🤖 AI Summary
In seismic fragility analysis of nuclear facilities, conventional frequentist methods—particularly maximum likelihood estimation (MLE) of probit-lognormal fragility curves—suffer from severe bias and likelihood degeneracy under extremely small binary-response samples, rendering them unreliable.
Method: This paper proposes a Bayesian sequential experimental design framework grounded in a constrained reference prior. It systematically identifies likelihood degeneracy as the fundamental limitation for small-sample fragility modeling and introduces, for the first time, a parameter-constrained reference prior that ensures both objectivity and numerical robustness, thereby preventing ill-conditioned posteriors. Fragility curves are estimated via sequential data acquisition and Bayesian updating.

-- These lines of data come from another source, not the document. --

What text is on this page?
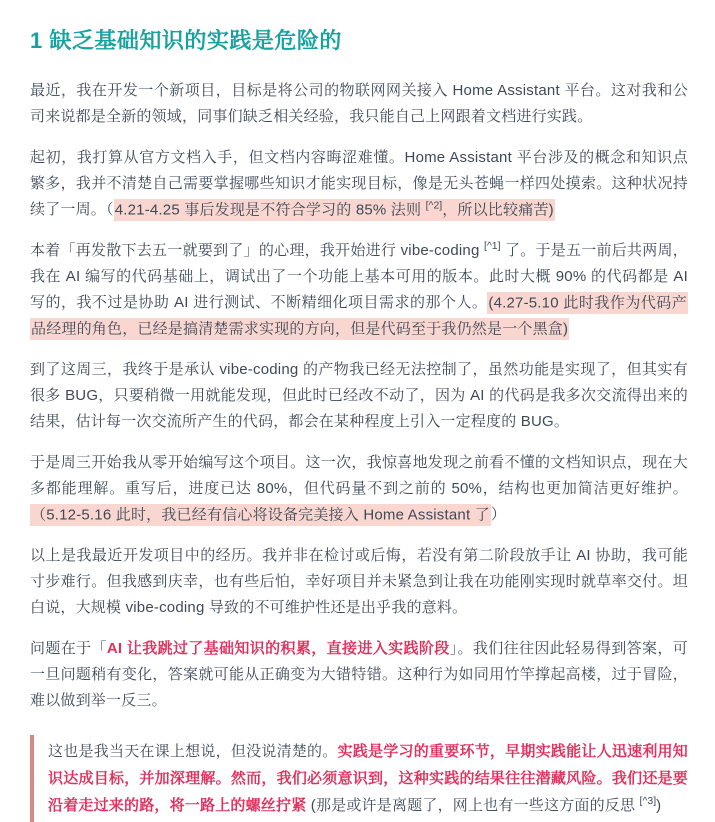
1 缺乏基础知识的实践是危险的

最近，我在开发一个新项目，目标是将公司的物联网网关接入 Home Assistant 平台。这对我和公司来说都是全新的领域，同事们缺乏相关经验，我只能自己上网跟着文档进行实践。

起初，我打算从官方文档入手，但文档内容晦涩难懂。Home Assistant 平台涉及的概念和知识点繁多，我并不清楚自己需要掌握哪些知识才能实现目标，像是无头苍蝇一样四处摸索。这种状况持续了一周。（4.21-4.25 事后发现是不符合学习的 85% 法则 [^2]，所以比较痛苦)

本着「再发散下去五一就要到了」的心理，我开始进行 vibe-coding [^1] 了。于是五一前后共两周，我在 AI 编写的代码基础上，调试出了一个功能上基本可用的版本。此时大概 90% 的代码都是 AI 写的，我不过是协助 AI 进行测试、不断精细化项目需求的那个人。(4.27-5.10 此时我作为代码产品经理的角色，已经是搞清楚需求实现的方向，但是代码至于我仍然是一个黑盒)

到了这周三，我终于是承认 vibe-coding 的产物我已经无法控制了，虽然功能是实现了，但其实有很多 BUG，只要稍微一用就能发现，但此时已经改不动了，因为 AI 的代码是我多次交流得出来的结果，估计每一次交流所产生的代码，都会在某种程度上引入一定程度的 BUG。

于是周三开始我从零开始编写这个项目。这一次，我惊喜地发现之前看不懂的文档知识点，现在大多都能理解。重写后，进度已达 80%，但代码量不到之前的 50%，结构也更加简洁更好维护。（5.12-5.16 此时，我已经有信心将设备完美接入 Home Assistant 了）

以上是我最近开发项目中的经历。我并非在检讨或后悔，若没有第二阶段放手让 AI 协助，我可能寸步难行。但我感到庆幸，也有些后怕，幸好项目并未紧急到让我在功能刚实现时就草率交付。坦白说，大规模 vibe-coding 导致的不可维护性还是出乎我的意料。

问题在于「AI 让我跳过了基础知识的积累，直接进入实践阶段」。我们往往因此轻易得到答案，可一旦问题稍有变化，答案就可能从正确变为大错特错。这种行为如同用竹竿撑起高楼，过于冒险，难以做到举一反三。

这也是我当天在课上想说，但没说清楚的。实践是学习的重要环节，早期实践能让人迅速利用知识达成目标，并加深理解。然而，我们必须意识到，这种实践的结果往往潜藏风险。我们还是要沿着走过来的路，将一路上的螺丝拧紧 (那是或许是离题了，网上也有一些这方面的反思 [^3])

Contribution/Results: Experiments demonstrate that with only 5–10 test samples, the proposed method reduces estimation error by over 60% compared to MLE, while significantly outperforming naïve Bayesian and conventional approaches in bias identification and quantification.
📝 Abstract
Seismic fragility curves express the probability of failure of a mechanical equipment conditional to an intensity measure derived from a seismic signal. Although based on a strong assumption, the probit-lognormal model is very popular among practitioners for estimating such curves, judging by its abundant use in the literature. However, as this model is likely to lead to biased estimates, its use should be limited to cases for which only few data are available. In practice, this involves having to resort to binary data which indicate the state of the structure when it has been subjected to a seismic loading, namely failure or non-failure. The question then arises of the choice of data that must be used to obtain an optimal estimate, that is to say the most precise possible with the minimum of data. To answer this question, we propose a methodology for design of experiments in a Bayesian framework based on the reference prior theory. This theory aims to define a so-called objective prior that favors data learning, which is slighty constrained in this work in order tackle the problems of likelihood degeneracy that are ubiquitous with small data sets. The novelty of our work is then twofold. First, we rigorously present the problem of likelihood degeneracy which hampers frequentist approaches such as the maximum likelihood estimation. Then, we propose our strategy inherited from the reference prior theory to build the data set. This strategy aims to maximize the impact of the data on the posterior distribution of the fragility curve. Our method is applied to a case study of the nuclear industry. The results demonstrate its ability to efficiently and robustly estimate the fragility curve, and to avoid degeneracy even with a limited number of experiments. Additionally, we demonstrate that the estimates quickly reach the model bias induced by the probit-lognormal modeling.